Whoa Lily!!
I went to the hair remover place (whatever you call it) today to get some tough ingrown hairs removed from the ol' twat. Lily advised me it wouldn't cost much and I'd be happy with my results. Inside the enclosed room she got to work. She asked the routine. I explained with great detail how I self epilate my bikini area, and shave the rest due to sensitivity. She shakes her head and says "You give me lots of work." As she begins to excavate my ingrown hairs, she says "very coarse hari you have, very coarse." I tell her it's the damn German blood and my father is an ape. She then commands me to put my legs up in the air in a very compromising position. "I don't even do this for guys I'm intimate with." I tell her.
"Clean now, you will love me later" as she begins deforesting the hairs I seemed to have missed in my routine. "OUCH!" I Eek as she waxes my bung hole. "What the fuck!?" I scream in my head as another pluck of labia hair is removed. "I came in to remove ingrown hairs I whimper."

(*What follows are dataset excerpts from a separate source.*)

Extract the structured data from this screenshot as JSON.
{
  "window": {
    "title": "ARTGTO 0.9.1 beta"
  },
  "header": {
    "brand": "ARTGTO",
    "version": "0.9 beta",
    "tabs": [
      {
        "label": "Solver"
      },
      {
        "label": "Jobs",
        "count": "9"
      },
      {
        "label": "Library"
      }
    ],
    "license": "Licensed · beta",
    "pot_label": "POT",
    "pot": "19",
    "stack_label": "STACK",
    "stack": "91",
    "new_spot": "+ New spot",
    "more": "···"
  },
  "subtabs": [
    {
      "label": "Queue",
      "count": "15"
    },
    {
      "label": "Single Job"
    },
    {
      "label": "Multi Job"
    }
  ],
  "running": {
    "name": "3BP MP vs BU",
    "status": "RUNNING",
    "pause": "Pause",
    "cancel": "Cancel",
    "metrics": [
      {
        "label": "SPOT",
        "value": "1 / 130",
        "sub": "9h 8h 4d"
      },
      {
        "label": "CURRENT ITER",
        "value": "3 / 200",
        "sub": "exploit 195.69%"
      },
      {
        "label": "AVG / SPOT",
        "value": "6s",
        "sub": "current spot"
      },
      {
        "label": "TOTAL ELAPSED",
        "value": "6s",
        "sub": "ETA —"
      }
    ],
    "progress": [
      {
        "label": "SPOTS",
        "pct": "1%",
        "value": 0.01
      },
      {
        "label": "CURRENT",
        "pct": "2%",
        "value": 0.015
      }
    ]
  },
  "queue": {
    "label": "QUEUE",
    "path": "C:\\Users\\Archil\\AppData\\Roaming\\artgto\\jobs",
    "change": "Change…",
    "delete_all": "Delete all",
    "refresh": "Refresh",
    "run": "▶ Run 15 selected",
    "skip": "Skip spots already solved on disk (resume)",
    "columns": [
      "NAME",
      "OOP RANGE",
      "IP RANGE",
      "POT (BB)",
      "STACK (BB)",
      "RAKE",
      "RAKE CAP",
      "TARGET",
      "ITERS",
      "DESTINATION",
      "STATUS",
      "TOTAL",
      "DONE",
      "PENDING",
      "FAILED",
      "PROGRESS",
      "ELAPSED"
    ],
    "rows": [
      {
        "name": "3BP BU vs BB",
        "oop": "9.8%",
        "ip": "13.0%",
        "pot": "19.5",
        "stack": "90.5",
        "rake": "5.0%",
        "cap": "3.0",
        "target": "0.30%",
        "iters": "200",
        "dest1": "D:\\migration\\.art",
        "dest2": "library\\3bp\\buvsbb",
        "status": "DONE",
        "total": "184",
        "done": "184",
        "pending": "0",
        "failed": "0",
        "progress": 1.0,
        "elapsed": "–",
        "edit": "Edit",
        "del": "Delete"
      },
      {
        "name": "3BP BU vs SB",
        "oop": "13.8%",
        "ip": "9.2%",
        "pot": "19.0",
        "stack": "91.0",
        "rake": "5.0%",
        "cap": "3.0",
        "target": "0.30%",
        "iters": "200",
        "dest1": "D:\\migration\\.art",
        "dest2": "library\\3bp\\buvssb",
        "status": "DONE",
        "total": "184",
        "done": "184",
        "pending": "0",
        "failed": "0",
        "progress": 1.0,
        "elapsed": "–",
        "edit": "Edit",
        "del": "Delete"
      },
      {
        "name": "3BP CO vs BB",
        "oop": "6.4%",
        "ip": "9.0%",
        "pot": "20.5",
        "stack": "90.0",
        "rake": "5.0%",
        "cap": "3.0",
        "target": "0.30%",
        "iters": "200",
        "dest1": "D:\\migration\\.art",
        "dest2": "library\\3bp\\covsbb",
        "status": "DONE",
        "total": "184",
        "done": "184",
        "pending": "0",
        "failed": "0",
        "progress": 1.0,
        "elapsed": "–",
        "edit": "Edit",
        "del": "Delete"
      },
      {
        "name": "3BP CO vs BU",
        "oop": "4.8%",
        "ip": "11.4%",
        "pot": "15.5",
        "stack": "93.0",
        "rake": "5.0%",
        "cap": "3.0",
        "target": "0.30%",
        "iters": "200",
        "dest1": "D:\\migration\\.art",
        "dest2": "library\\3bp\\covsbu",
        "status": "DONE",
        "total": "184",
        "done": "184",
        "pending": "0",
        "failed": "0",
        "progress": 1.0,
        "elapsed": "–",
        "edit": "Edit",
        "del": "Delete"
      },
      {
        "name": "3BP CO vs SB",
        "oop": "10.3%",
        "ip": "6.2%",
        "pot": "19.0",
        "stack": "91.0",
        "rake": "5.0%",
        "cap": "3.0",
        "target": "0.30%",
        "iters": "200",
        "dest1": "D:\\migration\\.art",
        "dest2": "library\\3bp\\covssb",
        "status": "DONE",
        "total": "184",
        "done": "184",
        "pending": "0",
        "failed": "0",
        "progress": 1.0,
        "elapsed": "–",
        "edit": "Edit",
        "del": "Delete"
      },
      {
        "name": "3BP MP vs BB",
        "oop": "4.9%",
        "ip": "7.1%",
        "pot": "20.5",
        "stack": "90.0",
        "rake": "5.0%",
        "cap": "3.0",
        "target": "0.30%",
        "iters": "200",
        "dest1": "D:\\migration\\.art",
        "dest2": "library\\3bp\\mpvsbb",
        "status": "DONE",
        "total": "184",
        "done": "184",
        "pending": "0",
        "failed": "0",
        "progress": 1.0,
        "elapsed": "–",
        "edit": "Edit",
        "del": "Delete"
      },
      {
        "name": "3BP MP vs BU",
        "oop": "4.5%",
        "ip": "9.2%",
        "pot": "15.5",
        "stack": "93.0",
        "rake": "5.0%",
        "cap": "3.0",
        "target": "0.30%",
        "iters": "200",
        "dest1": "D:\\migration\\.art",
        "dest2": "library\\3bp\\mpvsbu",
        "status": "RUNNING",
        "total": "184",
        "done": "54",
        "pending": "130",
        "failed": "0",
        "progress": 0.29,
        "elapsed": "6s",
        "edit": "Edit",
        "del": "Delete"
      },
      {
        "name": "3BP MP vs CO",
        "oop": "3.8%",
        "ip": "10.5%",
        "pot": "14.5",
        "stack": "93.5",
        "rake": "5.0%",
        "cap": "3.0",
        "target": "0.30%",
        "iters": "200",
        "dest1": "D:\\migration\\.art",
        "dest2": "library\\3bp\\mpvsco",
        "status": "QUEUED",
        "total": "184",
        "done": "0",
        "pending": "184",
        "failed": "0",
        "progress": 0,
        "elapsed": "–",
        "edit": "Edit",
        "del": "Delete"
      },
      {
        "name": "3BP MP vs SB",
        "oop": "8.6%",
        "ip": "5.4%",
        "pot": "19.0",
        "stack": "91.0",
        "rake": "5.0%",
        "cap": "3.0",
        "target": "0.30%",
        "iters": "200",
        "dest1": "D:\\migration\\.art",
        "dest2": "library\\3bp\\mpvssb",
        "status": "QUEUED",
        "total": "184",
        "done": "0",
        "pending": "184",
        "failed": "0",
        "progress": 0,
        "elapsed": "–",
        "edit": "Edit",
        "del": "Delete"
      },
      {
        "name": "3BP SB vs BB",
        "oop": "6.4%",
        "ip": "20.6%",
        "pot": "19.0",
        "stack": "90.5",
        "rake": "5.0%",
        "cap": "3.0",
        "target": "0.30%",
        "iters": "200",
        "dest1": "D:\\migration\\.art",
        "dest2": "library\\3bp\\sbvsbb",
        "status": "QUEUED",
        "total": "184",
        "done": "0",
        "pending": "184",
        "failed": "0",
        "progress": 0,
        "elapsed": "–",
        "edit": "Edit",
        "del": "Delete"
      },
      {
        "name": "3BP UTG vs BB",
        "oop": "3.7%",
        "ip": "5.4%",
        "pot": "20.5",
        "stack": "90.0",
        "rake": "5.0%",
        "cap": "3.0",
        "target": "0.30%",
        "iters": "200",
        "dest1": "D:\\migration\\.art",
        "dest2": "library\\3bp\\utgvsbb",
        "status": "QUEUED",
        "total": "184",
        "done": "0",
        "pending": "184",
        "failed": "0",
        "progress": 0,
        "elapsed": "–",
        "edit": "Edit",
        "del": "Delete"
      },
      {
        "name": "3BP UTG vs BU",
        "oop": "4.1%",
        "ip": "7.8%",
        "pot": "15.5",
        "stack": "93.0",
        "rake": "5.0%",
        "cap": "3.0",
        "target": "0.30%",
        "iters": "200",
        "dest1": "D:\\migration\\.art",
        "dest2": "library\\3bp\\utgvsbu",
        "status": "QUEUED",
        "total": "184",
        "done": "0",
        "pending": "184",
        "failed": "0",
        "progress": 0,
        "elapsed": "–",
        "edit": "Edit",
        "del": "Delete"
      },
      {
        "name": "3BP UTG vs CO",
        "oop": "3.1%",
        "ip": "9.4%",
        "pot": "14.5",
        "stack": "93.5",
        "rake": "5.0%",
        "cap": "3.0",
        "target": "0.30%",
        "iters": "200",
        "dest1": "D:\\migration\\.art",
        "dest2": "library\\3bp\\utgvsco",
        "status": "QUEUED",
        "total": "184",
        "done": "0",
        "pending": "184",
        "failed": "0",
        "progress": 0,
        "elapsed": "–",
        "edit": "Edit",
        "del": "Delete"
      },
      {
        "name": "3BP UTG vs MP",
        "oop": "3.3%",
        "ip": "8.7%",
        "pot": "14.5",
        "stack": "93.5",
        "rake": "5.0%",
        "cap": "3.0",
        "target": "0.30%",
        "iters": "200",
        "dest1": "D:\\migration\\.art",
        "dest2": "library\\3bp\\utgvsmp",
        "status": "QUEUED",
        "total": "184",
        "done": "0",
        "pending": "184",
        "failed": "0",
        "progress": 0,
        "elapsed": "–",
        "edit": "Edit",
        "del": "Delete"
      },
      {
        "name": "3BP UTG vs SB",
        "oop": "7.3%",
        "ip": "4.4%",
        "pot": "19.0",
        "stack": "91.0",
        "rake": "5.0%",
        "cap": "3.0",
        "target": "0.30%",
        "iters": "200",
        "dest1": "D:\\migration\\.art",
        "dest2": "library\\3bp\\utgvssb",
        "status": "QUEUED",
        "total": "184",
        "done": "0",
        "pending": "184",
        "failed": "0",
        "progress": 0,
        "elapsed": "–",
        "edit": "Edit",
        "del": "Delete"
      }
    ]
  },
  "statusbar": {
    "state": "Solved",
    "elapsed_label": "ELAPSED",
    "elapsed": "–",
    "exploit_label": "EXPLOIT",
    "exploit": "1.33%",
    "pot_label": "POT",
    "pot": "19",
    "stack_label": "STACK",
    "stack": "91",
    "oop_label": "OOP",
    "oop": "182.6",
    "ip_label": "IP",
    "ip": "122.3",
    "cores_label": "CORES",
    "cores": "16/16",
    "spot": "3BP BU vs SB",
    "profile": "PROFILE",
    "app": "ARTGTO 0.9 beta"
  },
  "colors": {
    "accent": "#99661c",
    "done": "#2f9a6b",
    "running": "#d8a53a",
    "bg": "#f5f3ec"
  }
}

"Stop being baby!" she replies.
After an hour of holding my legs in such a compromising position, she finally wipes her head and takes her spectacles off. She removes her gloves and begins to wash up. Naked from the waist down I hop off the torture bench only to find my legs have lost all blood and buckle under the weight of me. "Careful floor is slippery" she says in her Asian/French accent. "No I don't think it's the floor." I say as I pull myself back up on the table. "My legs are actually asleep, whoa!" Lily leaves the room so I can get it together. Again I put weight and try to stand, and again my legs buckle under me. I crumple to the floor. Flash backs of broken hip and the helplessness of not remembering how to walk or having strength and coordination to walk sweep over me. Wow. Scary. I finally get feeling back in my legs, change and come out of the room. "35 dollars, see you in a month" she says. and I know I will.